Milk of lime, Ca(OH)_{2}, reacts with elemental sulfur to give a "lime-sulfur", which has been used as an insecticide. The active ingredient is probably a calcium polysulfide, not CaS.

==Reactivity and uses==
Calcium sulfide decomposes upon contact with water, including moist air, giving a mixture of Ca(SH)_{2}, Ca(OH)_{2}, and Ca(SH)(OH).
CaS + H_{2}O → Ca(SH)(OH)
Ca(SH)(OH) + H_{2}O → Ca(OH)_{2} + H_{2}S

It reacts with acids such as hydrochloric acid to release toxic hydrogen sulfide gas.
 CaS + 2 HCl → CaCl_{2} + H_{2}S

Calcium sulfide is phosphorescent, and will glow a blood red for up to an hour after a light source is removed.

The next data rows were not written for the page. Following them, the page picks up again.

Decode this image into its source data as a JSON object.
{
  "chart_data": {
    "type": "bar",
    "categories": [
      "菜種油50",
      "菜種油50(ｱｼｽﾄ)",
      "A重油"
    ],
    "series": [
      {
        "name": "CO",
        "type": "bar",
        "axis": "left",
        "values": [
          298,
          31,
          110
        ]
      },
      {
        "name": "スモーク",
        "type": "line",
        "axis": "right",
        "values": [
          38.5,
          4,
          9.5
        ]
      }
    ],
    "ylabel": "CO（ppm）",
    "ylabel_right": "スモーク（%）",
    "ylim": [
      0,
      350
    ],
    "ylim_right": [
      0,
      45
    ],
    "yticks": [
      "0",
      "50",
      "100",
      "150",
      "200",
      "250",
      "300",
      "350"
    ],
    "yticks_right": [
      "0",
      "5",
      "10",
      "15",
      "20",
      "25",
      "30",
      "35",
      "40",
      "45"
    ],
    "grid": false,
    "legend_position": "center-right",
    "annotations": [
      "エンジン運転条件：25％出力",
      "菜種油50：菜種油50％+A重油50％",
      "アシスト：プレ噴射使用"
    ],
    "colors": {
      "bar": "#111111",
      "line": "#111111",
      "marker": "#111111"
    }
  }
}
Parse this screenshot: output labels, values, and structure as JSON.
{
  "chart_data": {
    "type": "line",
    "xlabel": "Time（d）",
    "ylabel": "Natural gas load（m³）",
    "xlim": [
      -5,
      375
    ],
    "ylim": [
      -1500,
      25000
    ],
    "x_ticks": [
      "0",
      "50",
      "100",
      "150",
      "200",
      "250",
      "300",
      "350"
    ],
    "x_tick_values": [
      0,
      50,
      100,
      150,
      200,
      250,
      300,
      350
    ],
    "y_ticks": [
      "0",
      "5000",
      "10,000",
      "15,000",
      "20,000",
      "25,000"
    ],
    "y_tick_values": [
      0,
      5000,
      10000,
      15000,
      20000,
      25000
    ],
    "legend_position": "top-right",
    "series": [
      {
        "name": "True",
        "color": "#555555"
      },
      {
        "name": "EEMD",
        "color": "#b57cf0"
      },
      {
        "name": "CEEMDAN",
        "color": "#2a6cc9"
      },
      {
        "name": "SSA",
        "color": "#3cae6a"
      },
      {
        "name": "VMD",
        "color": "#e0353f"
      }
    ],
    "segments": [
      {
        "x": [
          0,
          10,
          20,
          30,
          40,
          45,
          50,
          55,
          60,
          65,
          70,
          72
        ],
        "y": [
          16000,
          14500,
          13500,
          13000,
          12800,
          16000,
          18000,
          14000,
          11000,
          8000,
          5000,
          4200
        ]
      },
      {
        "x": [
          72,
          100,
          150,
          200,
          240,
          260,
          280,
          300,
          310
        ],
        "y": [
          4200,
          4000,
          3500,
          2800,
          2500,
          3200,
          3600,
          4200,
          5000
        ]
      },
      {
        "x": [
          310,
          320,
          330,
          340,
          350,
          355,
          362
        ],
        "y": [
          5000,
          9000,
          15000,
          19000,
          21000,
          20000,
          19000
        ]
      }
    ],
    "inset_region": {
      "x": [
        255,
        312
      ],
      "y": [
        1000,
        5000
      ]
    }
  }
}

As a noxious byproduct of the Leblanc process, it can be converted to calcium carbonate and hydrogen sulfide, the latter of which can be used as a sulfur source for the lead chamber process to produce the sulfuric acid necessary for the Leblanc process:
CaS(s) + CO2(g) + H2O(l) -> CaCO3(s) + H2S(g)

== Natural occurrence ==
Oldhamite is the name for mineralogical form of CaS. It is a rare component of some meteorites and has scientific importance in solar nebula research. Burning of coal dumps can also produce the compound.